Radiocarbon age inversions and progression: source and causes in Late Holocene sediments from Lake Chapala, western Mexico

Abstract

The results of eight radiocarbon datings of Lake Chapala sediments (site T46) are presented, the age inversions (AI) observed and their age progression discussed. As deduced from some AIs and the 210Pb activity (site CHP4), the bioturbation zone in the lake varies over a depth of 5–25 cm. The linear sedimentation rates (LSRs) calculated from 14C ages do not match the LSR calculated from unsupported 210Pb activity for the upper sediments. This demonstrates the usefulness of dating sediments with complementary radiometric techniques such as short-lived isotope counting (SLIC), i.e., 210Pb and 137Cs.
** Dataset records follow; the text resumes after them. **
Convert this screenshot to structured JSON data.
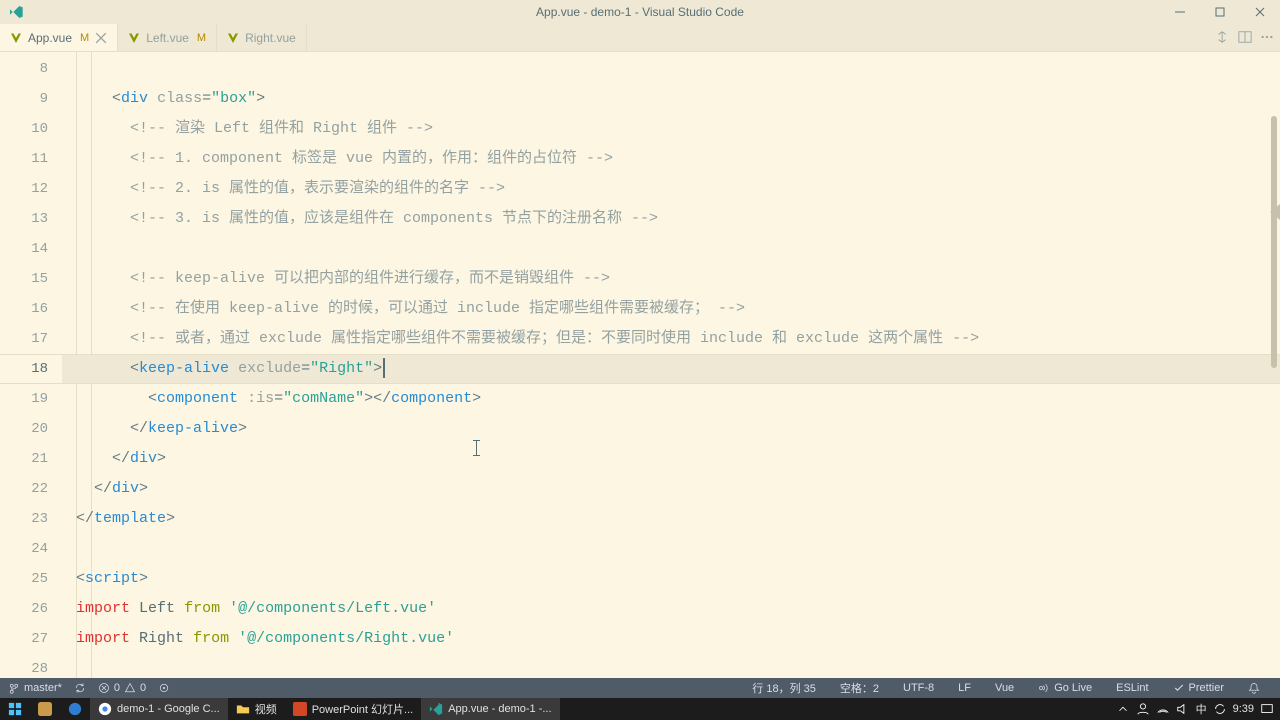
{
  "window": {
    "title": "App.vue - demo-1 - Visual Studio Code"
  },
  "tabs": {
    "items": [
      {
        "name": "App.vue",
        "mod": "M",
        "active": true
      },
      {
        "name": "Left.vue",
        "mod": "M",
        "active": false
      },
      {
        "name": "Right.vue",
        "mod": "",
        "active": false
      }
    ]
  },
  "editor": {
    "first_line": 8,
    "active_line": 18,
    "lines": [
      "",
      "    <div class=\"box\">",
      "      <!-- 渲染 Left 组件和 Right 组件 -->",
      "      <!-- 1. component 标签是 vue 内置的，作用：组件的占位符 -->",
      "      <!-- 2. is 属性的值，表示要渲染的组件的名字 -->",
      "      <!-- 3. is 属性的值，应该是组件在 components 节点下的注册名称 -->",
      "",
      "      <!-- keep-alive 可以把内部的组件进行缓存，而不是销毁组件 -->",
      "      <!-- 在使用 keep-alive 的时候，可以通过 include 指定哪些组件需要被缓存； -->",
      "      <!-- 或者，通过 exclude 属性指定哪些组件不需要被缓存；但是：不要同时使用 include 和 exclude 这两个属性 -->",
      "      <keep-alive exclude=\"Right\">",
      "        <component :is=\"comName\"></component>",
      "      </keep-alive>",
      "    </div>",
      "  </div>",
      "</template>",
      "",
      "<script>",
      "import Left from '@/components/Left.vue'",
      "import Right from '@/components/Right.vue'",
      ""
    ]
  },
  "status": {
    "branch": "master*",
    "sync": "↻",
    "errors": "0",
    "warnings": "0",
    "cursor": "行 18，列 35",
    "spaces": "空格：2",
    "encoding": "UTF-8",
    "eol": "LF",
    "lang": "Vue",
    "golive": "Go Live",
    "eslint": "ESLint",
    "prettier": "Prettier"
  },
  "taskbar": {
    "items": [
      {
        "label": "demo-1 - Google C..."
      },
      {
        "label": "视频"
      },
      {
        "label": "PowerPoint 幻灯片..."
      },
      {
        "label": "App.vue - demo-1 -..."
      }
    ],
    "tray": {
      "ime": "中",
      "time": "9:39"
    }
  }
}
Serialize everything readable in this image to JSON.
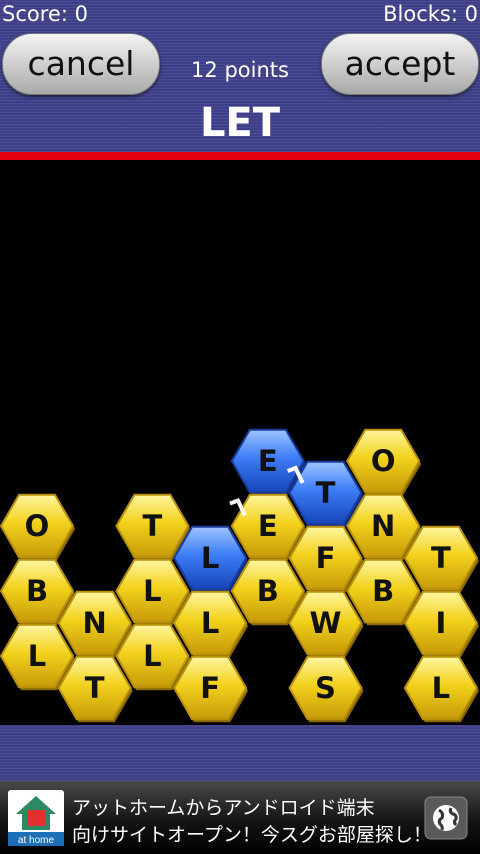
{
  "header": {
    "score_label": "Score: 0",
    "blocks_label": "Blocks: 0",
    "cancel_label": "cancel",
    "accept_label": "accept",
    "points_label": "12 points",
    "current_word": "LET"
  },
  "colors": {
    "header_blue": "#3d3f88",
    "red_bar": "#e00010",
    "board_bg": "#000000",
    "tile_yellow": "#f2d21c",
    "tile_blue": "#3c7cf6"
  },
  "board": {
    "tiles": [
      {
        "letter": "O",
        "col": 0,
        "row": 0,
        "selected": false
      },
      {
        "letter": "B",
        "col": 0,
        "row": 1,
        "selected": false
      },
      {
        "letter": "L",
        "col": 0,
        "row": 2,
        "selected": false
      },
      {
        "letter": "N",
        "col": 1,
        "row": 1,
        "selected": false
      },
      {
        "letter": "T",
        "col": 1,
        "row": 2,
        "selected": false
      },
      {
        "letter": "T",
        "col": 2,
        "row": 0,
        "selected": false
      },
      {
        "letter": "L",
        "col": 2,
        "row": 1,
        "selected": false
      },
      {
        "letter": "L",
        "col": 2,
        "row": 2,
        "selected": false
      },
      {
        "letter": "L",
        "col": 3,
        "row": 0,
        "selected": true
      },
      {
        "letter": "L",
        "col": 3,
        "row": 1,
        "selected": false
      },
      {
        "letter": "F",
        "col": 3,
        "row": 2,
        "selected": false
      },
      {
        "letter": "E",
        "col": 4,
        "row": -1,
        "selected": true
      },
      {
        "letter": "E",
        "col": 4,
        "row": 0,
        "selected": false
      },
      {
        "letter": "B",
        "col": 4,
        "row": 1,
        "selected": false
      },
      {
        "letter": "T",
        "col": 5,
        "row": -1,
        "selected": true
      },
      {
        "letter": "F",
        "col": 5,
        "row": 0,
        "selected": false
      },
      {
        "letter": "W",
        "col": 5,
        "row": 1,
        "selected": false
      },
      {
        "letter": "S",
        "col": 5,
        "row": 2,
        "selected": false
      },
      {
        "letter": "O",
        "col": 6,
        "row": -1,
        "selected": false
      },
      {
        "letter": "N",
        "col": 6,
        "row": 0,
        "selected": false
      },
      {
        "letter": "B",
        "col": 6,
        "row": 1,
        "selected": false
      },
      {
        "letter": "T",
        "col": 7,
        "row": 0,
        "selected": false
      },
      {
        "letter": "I",
        "col": 7,
        "row": 1,
        "selected": false
      },
      {
        "letter": "L",
        "col": 7,
        "row": 2,
        "selected": false
      }
    ]
  },
  "ad": {
    "logo_text": "at home",
    "line1": "アットホームからアンドロイド端末",
    "line2": "向けサイトオープン！今スグお部屋探し！",
    "globe_icon": "globe-icon"
  }
}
This approach leads to the following conclusions: (1) The incorporation of detrital particles with ancient carbon into the sedimentary column of the lake occurred by a combination of: (a) the presence of outcrops of hydrothermal petroleum with ages >40 ka (ka = thousands of years) in the lake, and (b) mass transport due to the presence of two elongated gyre circulation patterns integrated by cyclonic circulation (counterclockwise) in the north portion of the lake and anticyclonic circulation in the southern part. (2) Consequently, the 14C ages of shallow lake sediments have geologic ages one order of magnitude greater compared to their ages determined by the 210Pb method. (3) A bioturbation mechanism is not necessary to explain the 14C AI in the top 70 cm and from 110 to 150 cm depth of the sediments. (4) According to the biological proxies data for the last 600 years B.P., the paleoclimate at Lake Chapala has changed from sub-humid to dry environmental conditions, and eutrophication has increased over the past 100 years due to local input from ongoing agricultural activities.